The newness of the opportunity and the volunteering of its service distinguishes this from learning from prior experience in similar circumstances.  The innovation to find a new way to get busy comes from the discipline of the unconscious mind.  The unconscious mind has the option of not volunteering this new way to help because it has never been done before.  Instead, it identifies the opportunity and then volunteers to do it even though it recognizes that this will result in more stressful time.   In my above anecdote, the volunteering of the final-copy technical writer in an earlier stage does not relief him of his principle task of preparing the final copy that he may have to do alone in the narrowest possible time-frame.    The unconscious mind discipline involves volunteering in an activity that may make the actual duty even more challenging by prior physical exhaustion.

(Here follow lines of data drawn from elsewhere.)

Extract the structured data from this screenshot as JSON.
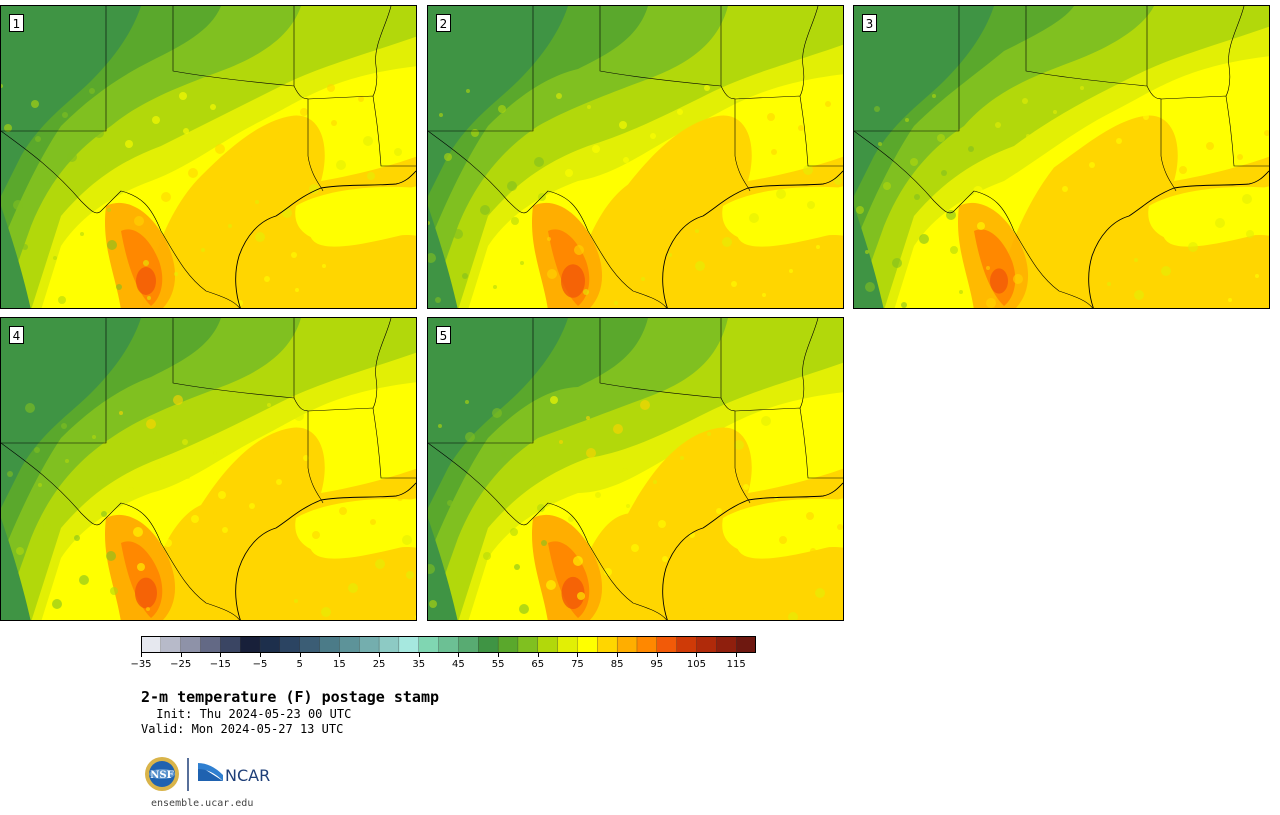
{
  "product_title": "2-m temperature (F) postage stamp",
  "init_text": " Init: Thu 2024-05-23 00 UTC",
  "valid_text": "Valid: Mon 2024-05-27 13 UTC",
  "panels": [
    {
      "label": "1"
    },
    {
      "label": "2"
    },
    {
      "label": "3"
    },
    {
      "label": "4"
    },
    {
      "label": "5"
    }
  ],
  "colorbar": {
    "levels": [
      -35,
      -30,
      -25,
      -20,
      -15,
      -10,
      -5,
      0,
      5,
      10,
      15,
      20,
      25,
      30,
      35,
      40,
      45,
      50,
      55,
      60,
      65,
      70,
      75,
      80,
      85,
      90,
      95,
      100,
      105,
      110,
      115,
      120
    ],
    "tick_labels": [
      "−35",
      "−25",
      "−15",
      "−5",
      "5",
      "15",
      "25",
      "35",
      "45",
      "55",
      "65",
      "75",
      "85",
      "95",
      "105",
      "115"
    ],
    "colors": [
      "#e6e8ef",
      "#b7bac9",
      "#8e92a8",
      "#636985",
      "#3a4563",
      "#18203a",
      "#1d2f4c",
      "#2b4462",
      "#3b5d75",
      "#4b7b88",
      "#5d9399",
      "#74aeae",
      "#8dcac4",
      "#a6e8df",
      "#80d6b2",
      "#6cc094",
      "#58ab72",
      "#3f9444",
      "#5aa82c",
      "#80c020",
      "#b2d80b",
      "#e2ef05",
      "#ffff00",
      "#ffd600",
      "#ffae00",
      "#ff8800",
      "#f25a08",
      "#cf3a07",
      "#b02a0a",
      "#8f1f0d",
      "#6e1810"
    ]
  },
  "logo": {
    "nsf_text": "NSF",
    "ncar_text": "NCAR"
  },
  "url_text": "ensemble.ucar.edu"
}
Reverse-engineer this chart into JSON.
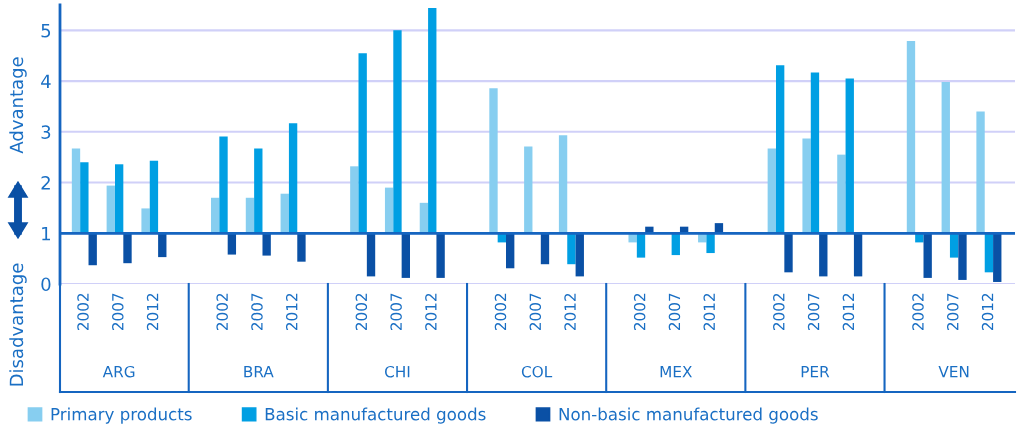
{
  "chart_data": {
    "type": "bar",
    "categories": [
      "2002",
      "2007",
      "2012",
      null,
      "2002",
      "2007",
      "2012",
      null,
      "2002",
      "2007",
      "2012",
      null,
      "2002",
      "2007",
      "2012",
      null,
      "2002",
      "2007",
      "2012",
      null,
      "2002",
      "2007",
      "2012",
      null,
      "2002",
      "2007",
      "2012"
    ],
    "series": [
      {
        "name": "Primary products",
        "color": "#87cef0",
        "base": [
          1,
          1,
          1,
          null,
          1,
          1,
          1,
          null,
          1,
          1,
          1,
          null,
          1,
          1,
          1,
          null,
          1,
          null,
          1,
          null,
          1,
          1,
          1,
          null,
          1,
          1,
          1
        ],
        "values": [
          1.67,
          0.94,
          0.49,
          null,
          0.7,
          0.7,
          0.78,
          null,
          1.32,
          0.9,
          0.6,
          null,
          2.86,
          1.71,
          1.93,
          null,
          -0.18,
          null,
          -0.18,
          null,
          1.67,
          1.87,
          1.55,
          null,
          3.79,
          2.98,
          2.4
        ]
      },
      {
        "name": "Basic manufactured goods",
        "color": "#009fe3",
        "base": [
          1,
          1,
          1,
          null,
          1,
          1,
          1,
          null,
          1,
          1,
          1,
          null,
          1,
          null,
          1,
          null,
          1,
          1,
          1,
          null,
          1,
          1,
          1,
          null,
          1,
          1,
          1
        ],
        "values": [
          1.4,
          1.36,
          1.43,
          null,
          1.91,
          1.67,
          2.17,
          null,
          3.55,
          4.0,
          4.44,
          null,
          -0.18,
          null,
          -0.61,
          null,
          -0.48,
          -0.43,
          -0.39,
          null,
          3.31,
          3.17,
          3.05,
          null,
          -0.18,
          -0.48,
          -0.77
        ]
      },
      {
        "name": "Non-basic manufactured goods",
        "color": "#0a50a5",
        "base": [
          1,
          1,
          1,
          null,
          1,
          1,
          1,
          null,
          1,
          1,
          1,
          null,
          1,
          1,
          1,
          null,
          1,
          1,
          1,
          null,
          1,
          1,
          1,
          null,
          1,
          1,
          1
        ],
        "values": [
          -0.63,
          -0.59,
          -0.47,
          null,
          -0.42,
          -0.44,
          -0.56,
          null,
          -0.85,
          -0.88,
          -0.88,
          null,
          -0.69,
          -0.61,
          -0.85,
          null,
          0.13,
          0.13,
          0.2,
          null,
          -0.77,
          -0.85,
          -0.85,
          null,
          -0.88,
          -0.92,
          -0.96
        ]
      }
    ],
    "ylim": [
      0,
      5.5
    ],
    "yticks": [
      0,
      1,
      2,
      3,
      4,
      5
    ],
    "ref_lines": [
      {
        "axis": "y",
        "value": 1,
        "color": "#1565c0"
      }
    ],
    "annotations": [
      "Advantage",
      "Disadvantage",
      "ARG",
      "BRA",
      "CHI",
      "COL",
      "MEX",
      "PER",
      "VEN"
    ],
    "grid": "y",
    "legend": "bottom"
  }
}
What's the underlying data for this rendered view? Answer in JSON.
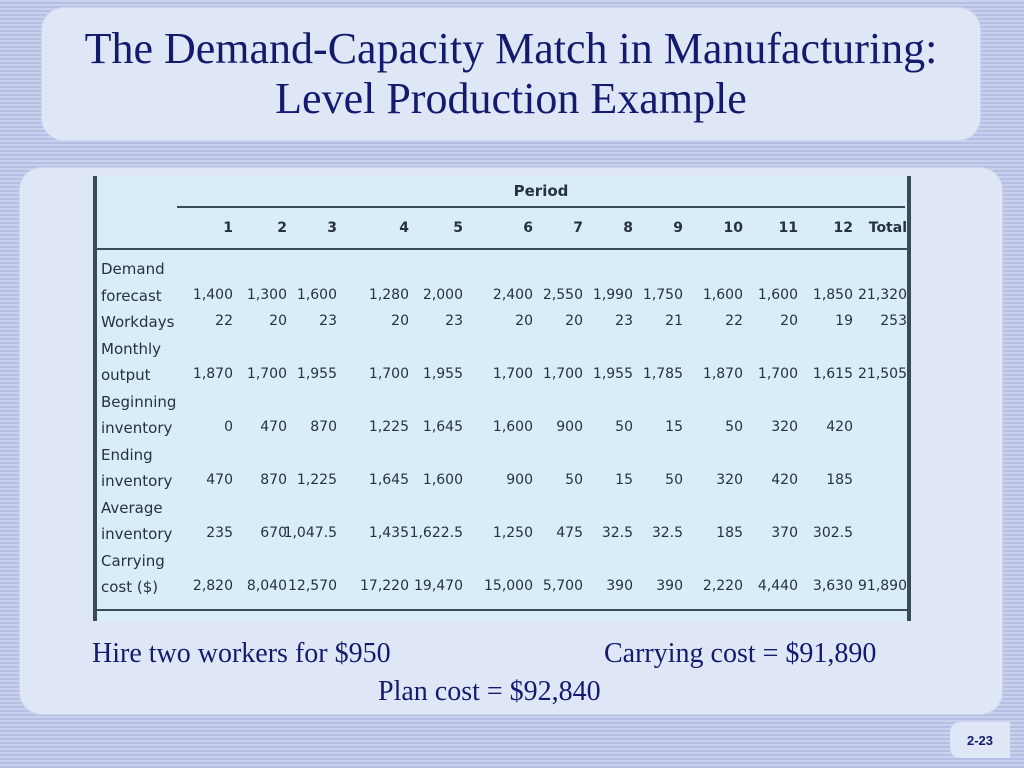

This is not quite the same life-and-death scenario of warriors running to the sound of gun fire, but it does involve a similar commitment by the unconscious mind to take on more tasks even though that does not relieve them of their primary duties.   Taking the new tasks involves pain (at least in terms of more exhaustion at the end of the period) and risks of that pain making the assigned duties more challenging.

In the work place, we see the lack of discipline in failing to get involved in a project either because it is not his normal job or he doesn’t see where to help.  Alternatively, a person will leave the project early because he had started his day much earlier than everyone else so his day is done (I’m referring to those jobs where he is not obligated to leave at this precise time).   This discipline may be expressed consciously as in asserting “that is not my job”.   However, I frequently see it expressed unconsciously where there is no evidence at all that the person even sees an opportunity of where he may help or why his continued help is essential.  It seems that the idea of participation does not even occur to him.

I recall being asked in an interview about my after-work commitments.  They wanted to know whether I would extend may work day at a moments notice because something urgent comes up.   I answered this question with a conscious answer in the affirmative and gave examples in my past when I did just that.   I assume my answer was acceptable but I doubt it was sufficient.   What really mattered what whether my extended day would benefit them at all.  A consciously constructed response can not answer whether my unconscious mind has the discipline to engage productively and creatively to an unexpected challenge.

To answer whether the unconscious mind is disciplined, we need to demonstrate that it finds ways to contribute in new ways when it otherwise would not have anything to do.   We also need to demonstrate that our immediate volunteering of efforts will not impede out normal duties that will commence the following day, or we will be able to assess the diminished abilities to alert the team of this consequence.  Evaluating the unconscious mind requires giving it a real task with tangible risks and rewards.  Evaluating the discipline requires reversing the pain and benefits.  We would like to see the individual demonstrate a skill when the risk of failing to employ a skill could be more beneficial to the individual than the reward of success.